La ferme a sa tour ronde, couronnée de créneaux, toute vêtue de la même fougère, légère et dense, verte, profonde à l’œil et veloutée comme les algues. Un mur de blocs solides, et fort haut, entoure le petit parc en pente, et le défend de la mer. Posé sur la courtine qui règne, étroite, au-dessus des rocs chevelus de goémons, le mur est percé de meurtrières: les grandes marées vont jusque-là, à l’assaut. O la calme ceinture qu’un vieux mur, couleur de cuir, fait aux vieux arbres, aux pins, aux chênes et aux ormeaux, dans la lumière blonde, tandis qu’au milieu de la pelouse en pente, deux chevaux bruns, le col baissé, broutent le gazon vert!
La ligne des arbres suit la hauteur et la continue jusqu’au bourg par une charmante clairière, plantée de pins: ils ont les pieds croisés, comme pour la danse; c’est le vent en tous sens qui les assembla de la sorte; et toutes leurs têtes égales laissent le soleil filtrer entre les fûts ployés. Parfois le soir, quand le bois est déjà sombre, au fond des branches coule un fil de ciel, comme un ruisseau de bleu céleste.
Les ombres et les rais du soleil dessinent sur le sol montant, doré d’aiguilles de pin, un beau blason, d’or et de sable; et souvent, le reflet des feuillages sur le duvet de mousse qui protège le tronc d’un arbre, lui fait comme un pied de sinople.
Que cette hauteur modeste est calme! Elle est fine et gracieuse à voir, comme un dessin de Léonard gravé à la pointe sèche. Tout est mesuré dans cette vue; tout est d’un ordre exquis, d’un trait léger et fin. Ce morceau de colline, d’une élégance si discrète, est parfait à sa manière, non sans être émouvant pour l’esprit, quand on songe qu’à deux pas d’ici, le lugubre Penmarc’h entasse ses rochers et que les nuages roulent sur la scène sinistre, où l’Océan joue sa tragédie.
III
LA PAIX DE KERGOAT
En Loc Ronan. Juillet.
Journée délicieuse, où j’ai rencontré la paix, comme une blonde vierge, étendue sous les arbres, au détour d’une route, dans un pays secret.
Le soleil lançait de haut sa pluie d’or sur la baie, et la campagne était couchée dans la joie. Une vive langueur, où la jeunesse de l’année se sentait encore, possédait toutes choses, comme un rêve léger. Le rire ardent du magnifique été planait sur la terre sonore: la lumière était suspendue, comme un aigle d’azur et d’or. La brise de mer sentait la violette; et la contrée amoureuse exhalait de toutes parts l’odeur des roses.

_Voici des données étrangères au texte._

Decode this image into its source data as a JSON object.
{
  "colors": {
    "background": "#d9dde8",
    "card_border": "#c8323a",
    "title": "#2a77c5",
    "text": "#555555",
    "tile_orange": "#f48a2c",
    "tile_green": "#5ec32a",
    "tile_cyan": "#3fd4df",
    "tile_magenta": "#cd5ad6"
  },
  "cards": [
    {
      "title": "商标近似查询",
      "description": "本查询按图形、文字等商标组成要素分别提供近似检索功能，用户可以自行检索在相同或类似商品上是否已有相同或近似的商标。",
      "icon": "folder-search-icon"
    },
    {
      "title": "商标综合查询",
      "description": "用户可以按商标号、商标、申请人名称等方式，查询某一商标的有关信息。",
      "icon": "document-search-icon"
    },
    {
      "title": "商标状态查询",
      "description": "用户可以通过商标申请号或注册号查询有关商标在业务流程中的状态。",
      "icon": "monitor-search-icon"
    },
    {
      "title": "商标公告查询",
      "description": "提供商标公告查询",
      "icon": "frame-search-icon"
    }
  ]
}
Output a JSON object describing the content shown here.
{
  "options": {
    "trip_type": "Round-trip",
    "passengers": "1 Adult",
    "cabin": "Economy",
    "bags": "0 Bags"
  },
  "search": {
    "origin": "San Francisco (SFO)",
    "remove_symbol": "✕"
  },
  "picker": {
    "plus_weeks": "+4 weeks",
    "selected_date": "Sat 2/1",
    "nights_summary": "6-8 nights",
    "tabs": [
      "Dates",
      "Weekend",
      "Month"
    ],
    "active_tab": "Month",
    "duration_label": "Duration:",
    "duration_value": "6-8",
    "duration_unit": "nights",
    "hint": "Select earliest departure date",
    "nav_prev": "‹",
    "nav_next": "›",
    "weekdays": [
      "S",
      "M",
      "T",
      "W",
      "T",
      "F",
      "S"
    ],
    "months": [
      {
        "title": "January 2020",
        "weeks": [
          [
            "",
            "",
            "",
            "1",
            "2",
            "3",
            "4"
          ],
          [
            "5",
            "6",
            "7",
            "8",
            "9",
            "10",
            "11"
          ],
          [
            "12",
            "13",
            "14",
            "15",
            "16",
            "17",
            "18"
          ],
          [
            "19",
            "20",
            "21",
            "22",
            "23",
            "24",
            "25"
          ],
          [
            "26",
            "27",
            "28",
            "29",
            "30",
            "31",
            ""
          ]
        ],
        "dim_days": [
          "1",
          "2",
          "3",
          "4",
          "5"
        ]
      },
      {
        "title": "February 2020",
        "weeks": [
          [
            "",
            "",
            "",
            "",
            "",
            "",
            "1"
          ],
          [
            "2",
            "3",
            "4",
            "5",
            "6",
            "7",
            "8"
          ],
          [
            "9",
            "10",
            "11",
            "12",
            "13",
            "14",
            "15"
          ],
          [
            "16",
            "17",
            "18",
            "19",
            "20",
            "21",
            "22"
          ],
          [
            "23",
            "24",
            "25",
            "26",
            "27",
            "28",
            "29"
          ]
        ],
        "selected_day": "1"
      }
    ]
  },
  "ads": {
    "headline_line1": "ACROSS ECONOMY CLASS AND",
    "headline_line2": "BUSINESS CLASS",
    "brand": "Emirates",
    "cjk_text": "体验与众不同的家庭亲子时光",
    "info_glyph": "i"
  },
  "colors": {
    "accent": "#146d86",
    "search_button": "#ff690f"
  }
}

Je me trouvai bientôt dans une retraite plus calme et plus heureuse qu’un jardin d’amour. C’était un petit bois, aux branches claires, brillantes de feuillage et de verdure. Les grands chênes levaient la tête, et le ciel bleu leur souriait. La pluie d’or tombait sur la terre brune, en feuilles blondes, comme la fable-conte que le dieu jouait avec Danaé. Et, sous les chênes, posées comme des mains tranquilles sur les genoux, méditaient les blanches tombes.
Elles brillaient, ces pierres de granit, plus égales et moins vieilles que les roches, où se fixe le goémon. Elles étaient sans pensée, sans regret et même sans mémoire: mais elles jouaient en silence avec le soleil et les feuilles, qui jouaient avec elles. Quelques-unes étaient sans nom, et par là plus paisibles.